Za tysiąc euro

Polacy zaczęli zarabiać średnio równowartość tysiąca euro miesięcznie. Mamy wzrost gospodarczy, spadek bezrobocia, coraz silniejszą złotówkę... Czy ten trend się utrzyma?

11.08.2008

Czyta się kilka minut

Ponad rok temu, w maju 2007 r., odnotowywaliśmy na łamach "TP" symboliczne wydarzenie, jakim było przekroczenie przez średnią polską płacę równowartości tysiąca dolarów. Na końcu artykułu padło pytanie, jak długo poczekamy na zarobki przekraczające tysiąc euro. Wyraziliśmy nadzieję, że uda się to może jeszcze przed 2012 rokiem, czyli - przypuszczalnym wejściem Polski do strefy euro. Okazało się, że wystarczyło raptem kilkanaście miesięcy! GUS podał, że przeciętne miesięczne wynagrodzenie w sektorze przedsiębiorstw osiągnęło w czerwcu wielkość 3215 zł, tymczasem w połowie lipca kurs euro spadł do poziomu 3,21 i utrzymuje się wokół tej kwoty. W ten sposób Polacy zaczęli zarabiać średnio równowartość tysiąca euro miesięcznie.

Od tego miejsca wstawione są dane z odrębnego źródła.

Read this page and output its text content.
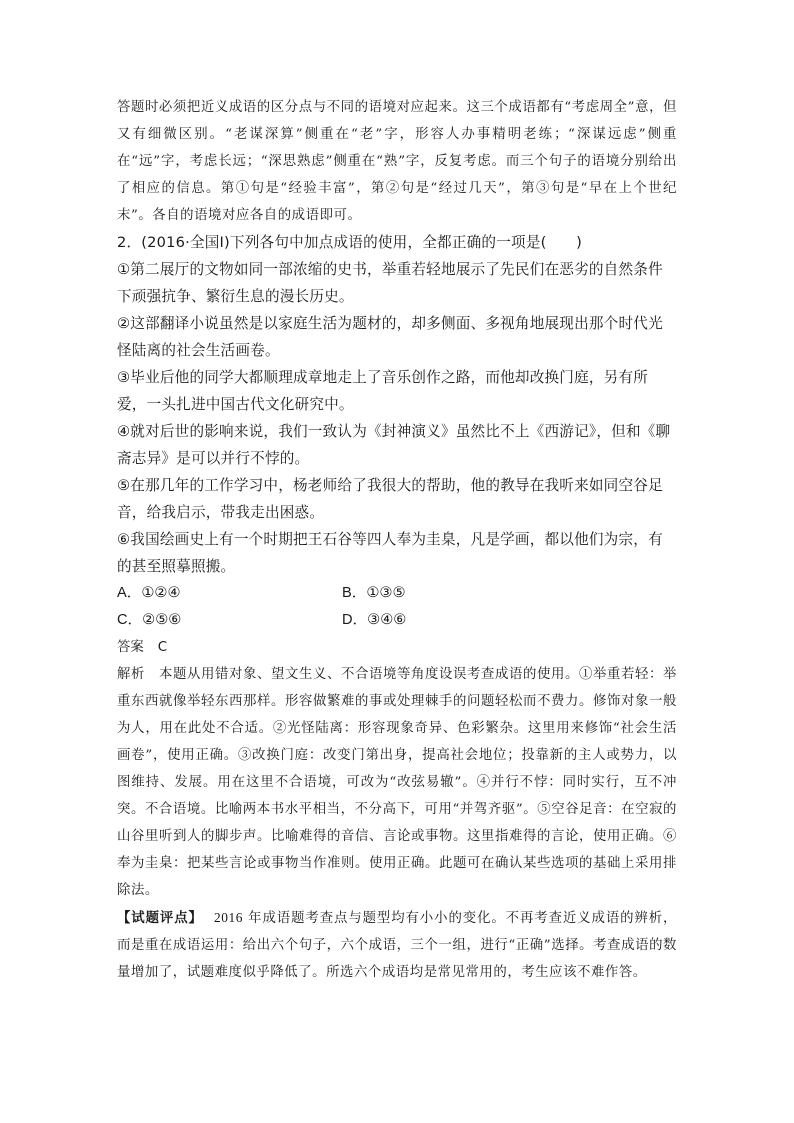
答题时必须把近义成语的区分点与不同的语境对应起来。这三个成语都有“考虑周全”意，但又有细微区别。“老谋深算”侧重在“老”字，形容人办事精明老练；“深谋远虑”侧重在“远”字，考虑长远；“深思熟虑”侧重在“熟”字，反复考虑。而三个句子的语境分别给出了相应的信息。第①句是“经验丰富”，第②句是“经过几天”，第③句是“早在上个世纪末”。各自的语境对应各自的成语即可。

2．(2016·全国Ⅰ)下列各句中加点成语的使用，全都正确的一项是(　　)

①第二展厅的文物如同一部浓缩的史书，举重若轻地展示了先民们在恶劣的自然条件下顽强抗争、繁衍生息的漫长历史。

②这部翻译小说虽然是以家庭生活为题材的，却多侧面、多视角地展现出那个时代光怪陆离的社会生活画卷。

③毕业后他的同学大都顺理成章地走上了音乐创作之路，而他却改换门庭，另有所爱，一头扎进中国古代文化研究中。

④就对后世的影响来说，我们一致认为《封神演义》虽然比不上《西游记》，但和《聊斋志异》是可以并行不悖的。

⑤在那几年的工作学习中，杨老师给了我很大的帮助，他的教导在我听来如同空谷足音，给我启示，带我走出困惑。

⑥我国绘画史上有一个时期把王石谷等四人奉为圭臬，凡是学画，都以他们为宗，有的甚至照摹照搬。

A．①②④	B．①③⑤
C．②⑤⑥	D．③④⑥

答案 C

解析　 本题从用错对象、望文生义、不合语境等角度设误考查成语的使用。①举重若轻：举重东西就像举轻东西那样。形容做繁难的事或处理棘手的问题轻松而不费力。修饰对象一般为人，用在此处不合适。②光怪陆离：形容现象奇异、色彩繁杂。这里用来修饰“社会生活画卷”，使用正确。③改换门庭：改变门第出身，提高社会地位；投靠新的主人或势力，以图维持、发展。用在这里不合语境，可改为“改弦易辙”。④并行不悖：同时实行，互不冲突。不合语境。比喻两本书水平相当，不分高下，可用“并驾齐驱”。⑤空谷足音：在空寂的山谷里听到人的脚步声。比喻难得的音信、言论或事物。这里指难得的言论，使用正确。⑥奉为圭臬：把某些言论或事物当作准则。使用正确。此题可在确认某些选项的基础上采用排除法。

【试题评点】 2016 年成语题考查点与题型均有小小的变化。不再考查近义成语的辨析，而是重在成语运用：给出六个句子，六个成语，三个一组，进行“正确”选择。考查成语的数量增加了，试题难度似乎降低了。所选六个成语均是常见常用的，考生应该不难作答。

Kiedy z początkiem ubiegłego roku Słowenia, jako pierwsza z nowych państw członkowskich UE, wstępowała do strefy euro, podkreślano szczególny, wyróżniający się poziom rozwoju tego małego, ale najbogatszego kraju dawnej Jugosławii. Jednym z przytaczanych wtedy wskaźników o tym świadczących były przeciętne zarobki, przekraczające tysiąc euro. To wówczas naprawdę robiło wrażenie i mogło być przedmiotem zazdrości. Aniśmy się obejrzeli, gdy sami ten poziom osiągnęliśmy.

Dobrze, ale...

Kilka czynników sprawiło, że polskie zarobki tak szybko wzrosły. Przeżywamy od kilku lat, zwłaszcza od wejścia w 2004 r. do UE, szybki wzrost gospodarczy - w ciągu tych czterech lat polski produkt krajowy brutto powiększył się o jedną czwartą. Ponieważ liczba ludności praktycznie się nie zmieniła, więc o tyle wzrósł też PKB per capita, czyli przypadająca na jednego Polaka wartość wytworzonych dóbr i usług. Postępuje wzrost wydajności pracy (w pierwszym półroczu tego roku o ok. 5 proc. w stosunku do poprzedniego). Ale jeszcze szybciej rosną zarobki - o prawie 12 proc. Wynika to także z szybkiego spadku bezrobocia. Dziś to pracodawcy częściej szukają pracowników niż odwrotnie, jak to było kilka lat temu. Chcąc ich znaleźć i zatrzymać na dłużej, muszą ich coraz lepiej wynagradzać. Do tego dochodzi stała i szybka aprecjacja złotego, czyli umacnianie się jego wartości wobec innych walut (wobec euro o 11 proc. od początku roku). Trend, który do tego doprowadził, nie musi się jednak utrzymać. Jak powszechnie wiadomo, światowa gospodarka przeżywa poważne perturbacje, których skutki i objawy docierają już do Europy. Niektóre kraje naszego kontynentu (Irlandia, Dania) wpadają w recesję, czyli kurczenie się ich PKB. Silne wyhamowanie, połączone z gwałtownymi zaburzeniami monetarnymi, przechodzą "bałtyckie tygrysy", dotychczas imponujące tempem rozwoju.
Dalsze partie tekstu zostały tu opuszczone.